When a person inherits property, the period that they hold onto the property before selling it is important for determining the tax implications. The holding period is calculated based on when the previous owner acquired the property, not when the inheritor received it. This means that the length of time the previous owner owned the property is considered to determine if it qualifies for long-term capital gains treatment. The date of inheritance is not relevant in this calculation. It is important to understand this distinction to ensure accurate reporting of taxes and avoid any potential penalties or legal issues.
How does it show the inherited property in ITR ?
Inherited money is a tax-exempt event for both you and your mother. However, any interest earned on that inherited money is taxable and should be reported in your income tax return. You can disclose the inherited money as exempt income in the relevant section of your tax return.
If you have earned income from legal gambling activities, it is treated as speculative business income and requires you to file ITR 3. It is essential to accurately report all your sources of income, including any exempt income, to avoid any legal issues and ensure compliance with tax laws.
Should I sell or keep the inherited property ?
Determining whether to sell or retain an inherited property can be a challenging decision to make. If the property serves as a desirable residence or a valuable asset for real estate investment purposes, retaining it would be a practical choice. However, if the property is situated far from your current location, you have no intention of inhabiting it, or you are not keen on the responsibilities of being a landlord, then selling it may be a more sensible option. Naturally, it would be beneficial to acquire knowledge of the local real estate market. Furthermore, assuming substantial financial obligations associated with the property, such as mortgage payments and utility bills, may necessitate a prompt sale.

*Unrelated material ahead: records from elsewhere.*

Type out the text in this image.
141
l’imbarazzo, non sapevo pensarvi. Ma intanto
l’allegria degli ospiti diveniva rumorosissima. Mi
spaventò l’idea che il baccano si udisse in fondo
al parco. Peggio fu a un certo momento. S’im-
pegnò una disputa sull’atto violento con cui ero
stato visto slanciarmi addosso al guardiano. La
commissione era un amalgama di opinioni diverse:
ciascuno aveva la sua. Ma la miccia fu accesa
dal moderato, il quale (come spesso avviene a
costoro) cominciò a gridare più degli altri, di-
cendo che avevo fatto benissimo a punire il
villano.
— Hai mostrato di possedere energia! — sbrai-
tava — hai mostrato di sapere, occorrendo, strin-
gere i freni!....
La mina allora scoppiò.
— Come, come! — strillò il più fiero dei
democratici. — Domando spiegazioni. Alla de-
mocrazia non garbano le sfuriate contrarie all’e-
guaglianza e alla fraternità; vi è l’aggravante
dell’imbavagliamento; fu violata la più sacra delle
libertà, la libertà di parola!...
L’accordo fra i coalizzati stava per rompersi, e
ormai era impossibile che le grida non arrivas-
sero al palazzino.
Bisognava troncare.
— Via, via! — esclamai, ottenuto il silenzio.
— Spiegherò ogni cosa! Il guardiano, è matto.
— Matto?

What happens to his property if the owner dies without leaving a will ?
According to the Hindu Succession Act of 1965, in the event of an individual's death without a valid will, their property would be inherited by their Class I heirs. If there are no surviving Class I heirs, the property would then be passed down to Class II heirs. However, if both Class I and Class II heirs are not present, the property would be transferred to the Agnates - i.e., relatives related by blood through the father's line of ancestry.

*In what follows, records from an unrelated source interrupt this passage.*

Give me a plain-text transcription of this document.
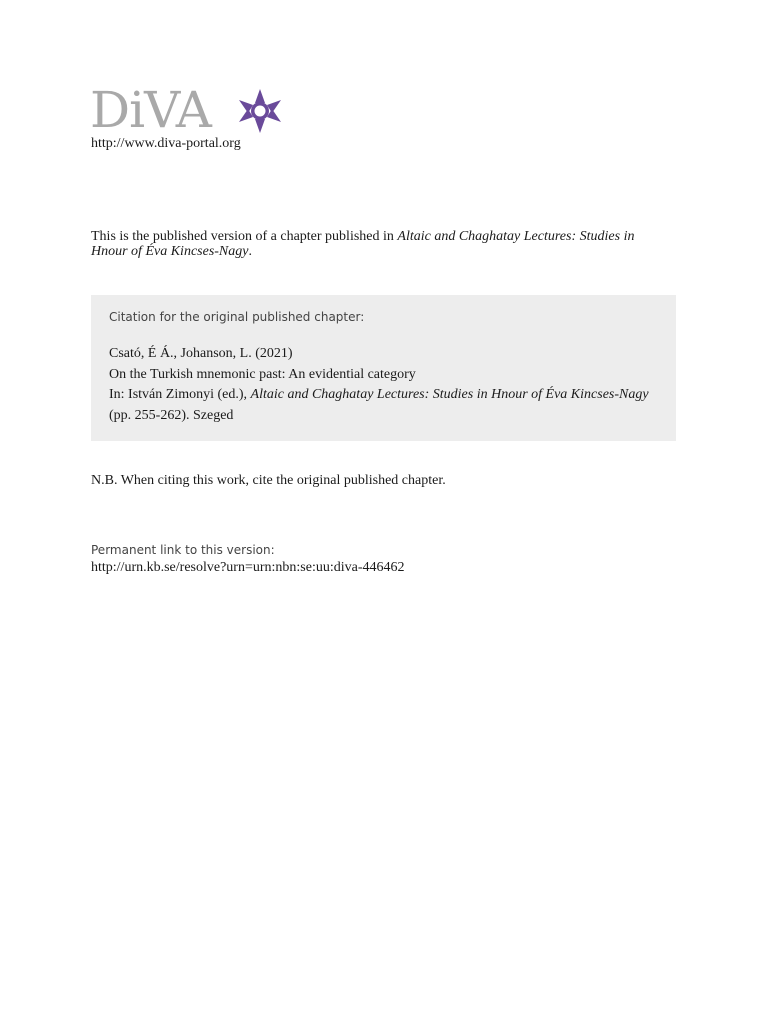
DiVA
http://www.diva-portal.org
This is the published version of a chapter published in Altaic and Chaghatay Lectures: Studies in Hnour of Éva Kincses-Nagy.
Citation for the original published chapter:
Csató, É Á., Johanson, L. (2021)
On the Turkish mnemonic past: An evidential category
In: István Zimonyi (ed.), Altaic and Chaghatay Lectures: Studies in Hnour of Éva Kincses-Nagy (pp. 255-262). Szeged
N.B. When citing this work, cite the original published chapter.
Permanent link to this version:
http://urn.kb.se/resolve?urn=urn:nbn:se:uu:diva-446462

The information contained herein is generic in nature and is meant for educational purposes only. Nothing here is to be construed as an investment or financial or taxation advice nor to be considered as an invitation or solicitation or advertisement for any financial product. Readers are advised to exercise discretion and should seek independent professional advice prior to making any investment decision in relation to any financial product. Aditya Birla Capital Group is not liable for any decision arising out of the use of this information.